UK HEALTH CARE IS NOT FREE AT THE POINT OF DELIVERY
April 23, 2007
"Top-up" health payments -- extra private payments to supplement care provided by the National Health Service (NHS) -- are now common across UK healthcare, according to a new report by Doctors for Reform.
The authors, three practicing NHS doctors, are urging politicians to join with the medical profession in a national debate on the future funding of healthcare covering both tax and independent financing.
Among the author's key findings:
- UK healthcare is not free at the point of delivery; patients are developing sophisticated approaches to purchasing upgrades to their care.
- These "top-up" payments are occurring because of the varying limits of the NHS care package in different localities; the limits on NHS quality, including waiting times, delays and service access and the reduction in costs of some private treatments due to advances in technology and the development of a competitive marketplace.
- Without reform to health funding, top-up payments are likely to increase due to the upward pressure on medical costs, the limits to tax-financing and most importantly, the increasing importance of consumer choice.

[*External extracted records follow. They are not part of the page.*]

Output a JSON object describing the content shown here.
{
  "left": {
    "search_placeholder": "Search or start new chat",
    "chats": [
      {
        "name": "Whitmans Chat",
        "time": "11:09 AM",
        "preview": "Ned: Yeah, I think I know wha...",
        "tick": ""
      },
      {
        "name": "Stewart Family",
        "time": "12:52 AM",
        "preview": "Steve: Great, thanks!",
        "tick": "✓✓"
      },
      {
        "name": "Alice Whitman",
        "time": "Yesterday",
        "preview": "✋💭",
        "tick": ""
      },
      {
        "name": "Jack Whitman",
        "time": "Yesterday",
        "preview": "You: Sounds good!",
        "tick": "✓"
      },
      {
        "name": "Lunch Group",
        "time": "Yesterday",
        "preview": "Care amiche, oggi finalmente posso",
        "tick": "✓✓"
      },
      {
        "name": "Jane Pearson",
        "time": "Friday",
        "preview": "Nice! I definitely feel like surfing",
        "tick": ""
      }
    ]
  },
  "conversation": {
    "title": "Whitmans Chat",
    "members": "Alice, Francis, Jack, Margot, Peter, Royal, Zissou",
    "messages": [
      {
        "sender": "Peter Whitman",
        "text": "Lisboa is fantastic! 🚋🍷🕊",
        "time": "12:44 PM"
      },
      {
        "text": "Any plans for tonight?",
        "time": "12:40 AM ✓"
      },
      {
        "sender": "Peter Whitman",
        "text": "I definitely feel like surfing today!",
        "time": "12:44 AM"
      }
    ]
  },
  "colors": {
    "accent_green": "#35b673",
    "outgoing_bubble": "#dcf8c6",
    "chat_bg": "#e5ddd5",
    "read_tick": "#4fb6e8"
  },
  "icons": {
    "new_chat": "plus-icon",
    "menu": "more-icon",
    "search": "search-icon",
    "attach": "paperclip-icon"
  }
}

NHS provision of care is inequitable but so is the current system of ad hoc "top-up" payments. There is a real risk of achieving the worst of all worlds: inequitable NHS provision combined with inequitable provision outside of the service. In both worlds the least well-off are disadvantaged.
"The current debate on healthcare funding is strikingly inadequate. Having to 'top-up' NHS care is a reality for many patients. But the political debate continues to perpetuate the mirage of a service completely free at the point of delivery," says Karol Sikora, Professor of Cancer Medicine, and an author of the report.